One of the trickiest jobs of a leader in the mid market is making significant structural changes. Organizations just seem to grow or morph and become an entity onto themselves. What may have once seemed like a great idea is now a defunct process or an inefficient division. Structural or organizational changes made during the dot com era or an earlier stage of your development may not longer apply. A terrific tool for helping you manage large organizational change is the organigraph, which was originally developed by Henry Mintzberg and Ludo Van Der Heyden of the University of Toronto.
How the organigraph works.
The organigraph shows how companies really work. It uses symbols like stars, funnels, tubes, links and chains—in all, there are six speciﬁc symbols that represent how a company actually works. You can also make up your own symbols. Organigraphs are a very useful ways to show how a company works, showing critical interfaces between people and processes.

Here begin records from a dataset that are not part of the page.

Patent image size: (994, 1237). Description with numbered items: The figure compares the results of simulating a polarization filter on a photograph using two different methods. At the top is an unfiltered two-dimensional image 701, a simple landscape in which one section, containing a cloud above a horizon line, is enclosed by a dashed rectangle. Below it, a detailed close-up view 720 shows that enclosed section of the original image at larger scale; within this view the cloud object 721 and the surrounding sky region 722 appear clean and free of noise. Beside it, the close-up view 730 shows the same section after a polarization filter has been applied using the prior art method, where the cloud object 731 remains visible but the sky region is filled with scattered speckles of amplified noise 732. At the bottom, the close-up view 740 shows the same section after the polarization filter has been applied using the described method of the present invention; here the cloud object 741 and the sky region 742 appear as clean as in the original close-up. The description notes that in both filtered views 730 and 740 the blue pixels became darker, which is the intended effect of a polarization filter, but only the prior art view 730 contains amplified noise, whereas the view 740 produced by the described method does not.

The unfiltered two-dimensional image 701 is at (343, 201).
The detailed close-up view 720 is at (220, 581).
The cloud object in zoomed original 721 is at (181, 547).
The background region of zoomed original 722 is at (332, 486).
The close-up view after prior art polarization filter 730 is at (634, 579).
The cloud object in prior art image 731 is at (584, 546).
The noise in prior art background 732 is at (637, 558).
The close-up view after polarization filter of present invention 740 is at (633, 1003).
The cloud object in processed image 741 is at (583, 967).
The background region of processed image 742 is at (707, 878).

Executives can use organigraphs to help choose among strategic options much as an explorer would use to ﬁnd alternatives through tough terrain. The beauty of the organigraph is that it removes personalities from the process. It is “personality-independent.” It’s easier to embrace the idea of change if you don’t feel personally threatened by it. Paper and approvals can take weird routes through organizations. The organigraph documents how companies really work.
The creation of the organigraph allows executives to draft a list of what’s working and what’s not, which in turn leads to the creation of a list of incremental transformational initiatives.Things you may need to change to build value in your company.
When You Have to Make Big Changes
So a tool to consider when getting an honest assessment of how your company really works, try the organigraph. I've used this tool many times and it never fails to shed great insight and give you, the leader, a chance to make significant organizational changes that will exceed your objectives.